Texas Tech is the only one of the three contenders that didn't play a non-conference opponent from a BCS conference. Oklahoma played two. Texas played one.
|Texas Tech played a joke of a non-conference schedule with two I-AA teams. (US Presswire)|
Playing I-AAs isn't exactly frowned upon nationwide. It's a matter of scheduling philosophy. However, the NCAA allows only one victory over an I-AA to be applied toward the six-win minimum for bowl eligibility. Pac-10 teams hardly ever play I-AAs because of the dearth of such programs in the West. Nine of the 12 SEC teams played a I-AA this season.
But is that perceived schedule "weakness" Texas Tech's fault? The UMass game had been scheduled for two years, according to Tech athletic director Gerald Myers. And a problem emerged in mid-January when Tulsa bought out of a two-year contract with Texas Tech for $150,000. Tulsa chose to drop Tech and go with Arkansas, which promised an $800,000 guarantee in a one-game contract.

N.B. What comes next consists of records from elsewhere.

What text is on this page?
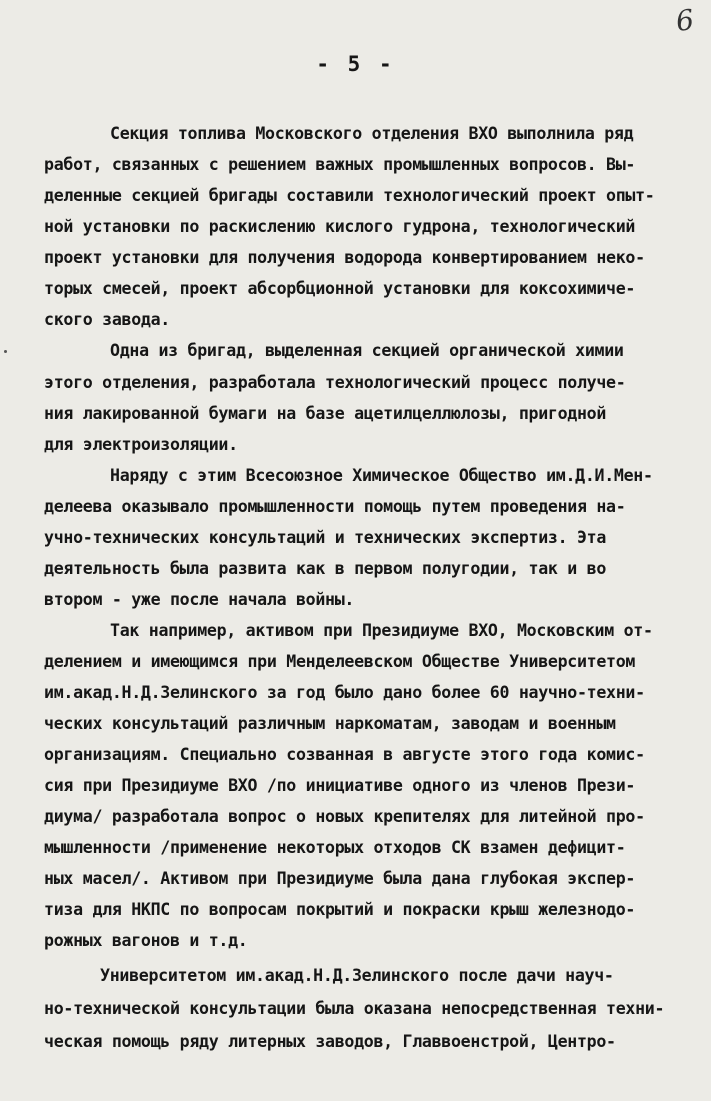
6
- 5 -
Секция топлива Московского отделения ВХО выполнила ряд
работ, связанных с решением важных промышленных вопросов. Вы-
деленные секцией бригады составили технологический проект опыт-
ной установки по раскислению кислого гудрона, технологический
проект установки для получения водорода конвертированием неко-
торых смесей, проект абсорбционной установки для коксохимиче-
ского завода.
Одна из бригад, выделенная секцией органической химии
этого отделения, разработала технологический процесс получе-
ния лакированной бумаги на базе ацетилцеллюлозы, пригодной
для электроизоляции.
Наряду с этим Всесоюзное Химическое Общество им.Д.И.Мен-
делеева оказывало промышленности помощь путем проведения на-
учно-технических консультаций и технических экспертиз. Эта
деятельность была развита как в первом полугодии, так и во
втором - уже после начала войны.
Так например, активом при Президиуме ВХО, Московским от-
делением и имеющимся при Менделеевском Обществе Университетом
им.акад.Н.Д.Зелинского за год было дано более 60 научно-техни-
ческих консультаций различным наркоматам, заводам и военным
организациям. Специально созванная в августе этого года комис-
сия при Президиуме ВХО /по инициативе одного из членов Прези-
диума/ разработала вопрос о новых крепителях для литейной про-
мышленности /применение некоторых отходов СК взамен дефицит-
ных масел/. Активом при Президиуме была дана глубокая экспер-
тиза для НКПС по вопросам покрытий и покраски крыш железнодо-
рожных вагонов и т.д.
Университетом им.акад.Н.Д.Зелинского после дачи науч-
но-технической консультации была оказана непосредственная техни-
ческая помощь ряду литерных заводов, Главвоенстрой, Центро-
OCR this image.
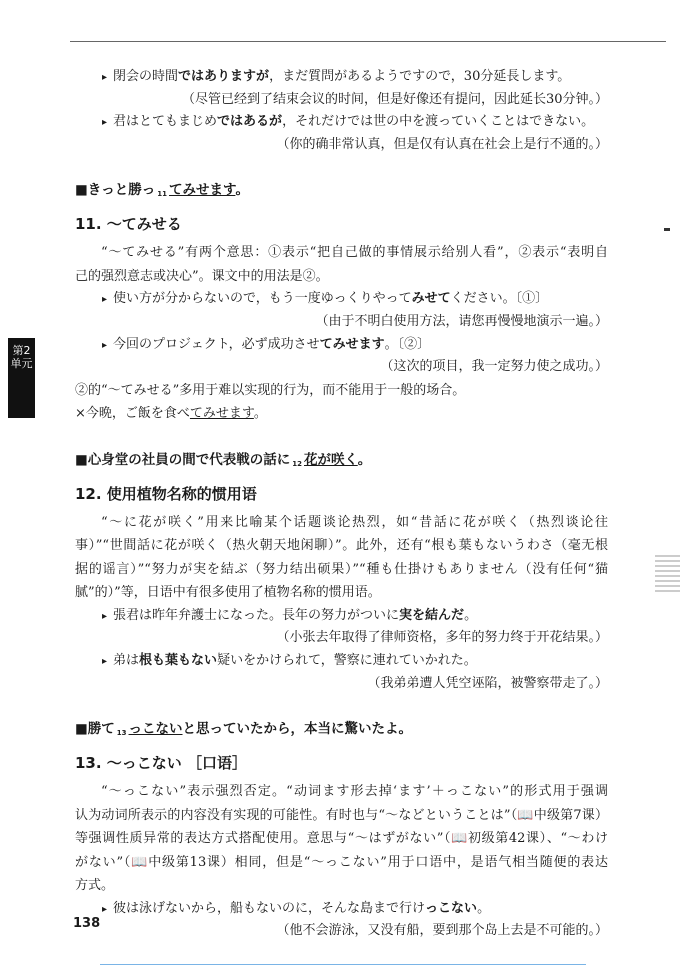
▸ 閉会の時間ではありますが，まだ質問があるようですので，30分延長します。
（尽管已经到了结束会议的时间，但是好像还有提问，因此延长30分钟。）
▸ 君はとてもまじめではあるが，それだけでは世の中を渡っていくことはできない。
（你的确非常认真，但是仅有认真在社会上是行不通的。）
■きっと勝っ $_{11}$ てみせます。
11. ～てみせる
“～てみせる”有两个意思：①表示“把自己做的事情展示给别人看”，②表示“表明自
己的强烈意志或决心”。课文中的用法是②。
▸ 使い方が分からないので，もう一度ゆっくりやってみせてください。〔①〕
（由于不明白使用方法，请您再慢慢地演示一遍。）
▸ 今回のプロジェクト，必ず成功させてみせます。〔②〕
（这次的项目，我一定努力使之成功。）
②的“～てみせる”多用于难以实现的行为，而不能用于一般的场合。
×今晩，ご飯を食べてみせます。
■心身堂の社員の間で代表戦の話に $_{12}$ 花が咲く。
12. 使用植物名称的惯用语
“～に花が咲く”用来比喻某个话题谈论热烈，如“昔話に花が咲く（热烈谈论往
事）”“世間話に花が咲く（热火朝天地闲聊）”。此外，还有“根も葉もないうわさ（毫无根
据的谣言）”“努力が実を結ぶ（努力结出硕果）”“種も仕掛けもありません（没有任何“猫
腻”的）”等，日语中有很多使用了植物名称的惯用语。
▸ 張君は昨年弁護士になった。長年の努力がついに実を結んだ。
（小张去年取得了律师资格，多年的努力终于开花结果。）
▸ 弟は根も葉もない疑いをかけられて，警察に連れていかれた。
（我弟弟遭人凭空诬陷，被警察带走了。）
■勝て $_{13}$ っこないと思っていたから，本当に驚いたよ。
13. ～っこない ［口语］
“～っこない”表示强烈否定。“动词ます形去掉‘ます’＋っこない”的形式用于强调
认为动词所表示的内容没有实现的可能性。有时也与“～などということは”（📖中级第7课）
等强调性质异常的表达方式搭配使用。意思与“～はずがない”（📖初级第42课）、“～わけ
がない”（📖中级第13课）相同，但是“～っこない”用于口语中，是语气相当随便的表达
方式。
▸ 彼は泳げないから，船もないのに，そんな島まで行けっこない。
（他不会游泳，又没有船，要到那个岛上去是不可能的。）
第2单元
138
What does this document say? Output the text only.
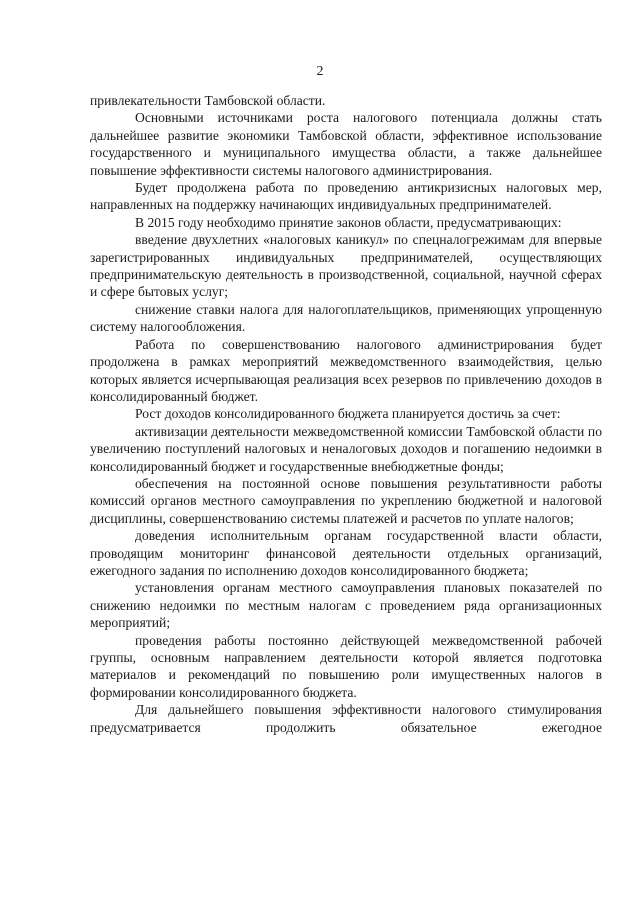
2

привлекательности Тамбовской области.

Основными источниками роста налогового потенциала должны стать дальнейшее развитие экономики Тамбовской области, эффективное использование государственного и муниципального имущества области, а также дальнейшее повышение эффективности системы налогового администрирования.

Будет продолжена работа по проведению антикризисных налоговых мер, направленных на поддержку начинающих индивидуальных предпринимателей.

В 2015 году необходимо принятие законов области, предусматривающих:

введение двухлетних «налоговых каникул» по спецналогрежимам для впервые зарегистрированных индивидуальных предпринимателей, осуществляющих предпринимательскую деятельность в производственной, социальной, научной сферах и сфере бытовых услуг;

снижение ставки налога для налогоплательщиков, применяющих упрощенную систему налогообложения.

Работа по совершенствованию налогового администрирования будет продолжена в рамках мероприятий межведомственного взаимодействия, целью которых является исчерпывающая реализация всех резервов по привлечению доходов в консолидированный бюджет.

Рост доходов консолидированного бюджета планируется достичь за счет:

активизации деятельности межведомственной комиссии Тамбовской области по увеличению поступлений налоговых и неналоговых доходов и погашению недоимки в консолидированный бюджет и государственные внебюджетные фонды;

обеспечения на постоянной основе повышения результативности работы комиссий органов местного самоуправления по укреплению бюджетной и налоговой дисциплины, совершенствованию системы платежей и расчетов по уплате налогов;

доведения исполнительным органам государственной власти области, проводящим мониторинг финансовой деятельности отдельных организаций, ежегодного задания по исполнению доходов консолидированного бюджета;

установления органам местного самоуправления плановых показателей по снижению недоимки по местным налогам с проведением ряда организационных мероприятий;

проведения работы постоянно действующей межведомственной рабочей группы, основным направлением деятельности которой является подготовка материалов и рекомендаций по повышению роли имущественных налогов в формировании консолидированного бюджета.

Для дальнейшего повышения эффективности налогового стимулирования предусматривается продолжить обязательное ежегодное
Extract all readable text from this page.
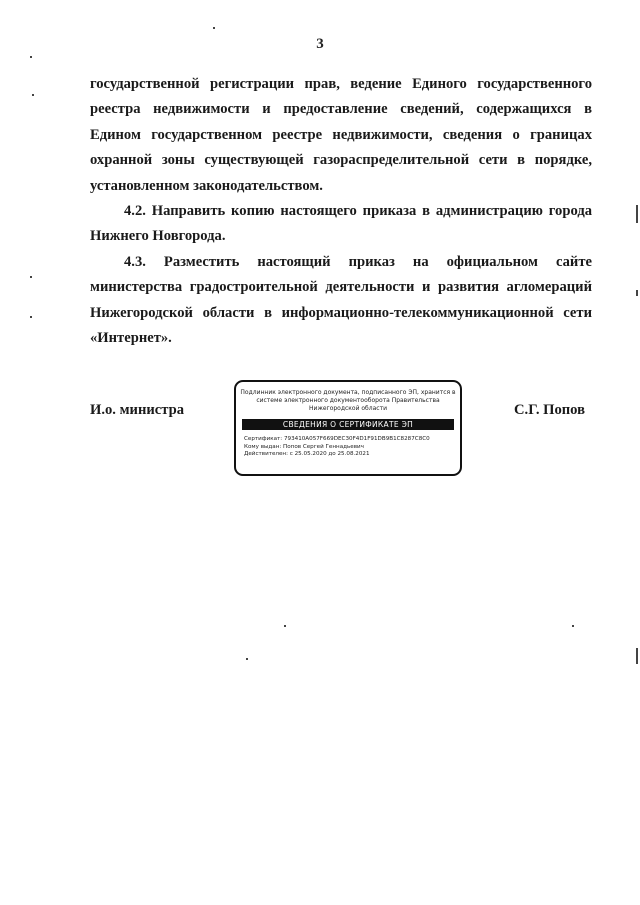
3

государственной регистрации прав, ведение Единого государственного реестра недвижимости и предоставление сведений, содержащихся в Едином государственном реестре недвижимости, сведения о границах охранной зоны существующей газораспределительной сети в порядке, установленном законодательством.

4.2. Направить копию настоящего приказа в администрацию города Нижнего Новгорода.

4.3. Разместить настоящий приказ на официальном сайте министерства градостроительной деятельности и развития агломераций Нижегородской области в информационно-телекоммуникационной сети «Интернет».

И.о. министра
Подлинник электронного документа, подписанного ЭП, хранится в системе электронного документооборота Правительства Нижегородской области
СВЕДЕНИЯ О СЕРТИФИКАТЕ ЭП
Сертификат: 793410A057F669DEC30F4D1F91DB9B1C8287C8C0
Кому выдан: Попов Сергей Геннадьевич
Действителен: с 25.05.2020 до 25.08.2021
С.Г. Попов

That left Myers scrambling.
"You're talking about eight or nine months before you play," Myers said. "Everybody's schedule is full. Eastern Washington was able to accommodate us on that date.
"I was upset because Tulsa was a good, solid team. They were coming off a good year."
Eastern Washington, currently 5-5, played Texas Tech competitively 2½ months ago. It needs to beat Weber State this week to have a winning season. Tech beat UMass 56-14 on Sept. 20. The Minutemen are 6-6.
Asked if the non-conference schedule could keep his team from winning the tiebreaker, Myers said, "I guess it could come into play. I don't know. When you play in the Big 12, your strength of schedule is pretty strong."
Big 12 commissioner Dan Beebe agreed.
"They're not No. 2 because of their non-conference schedule, they're second because of what they've done (in the season)," Beebe said. "If we had (only) one other team in the Top 25 there would be a lot of speculation whether they were that good."
That's the problem. The Big 12 is a powerhouse with three teams from one division in the top five. A complicated tie and an uncomfortable campaign looms.
"If you're going to be compared to somebody and you both have one loss ... (schedule strength) may make the difference," Stoops said. "I'm not going to raise any point against somebody else. What else is there to compare?"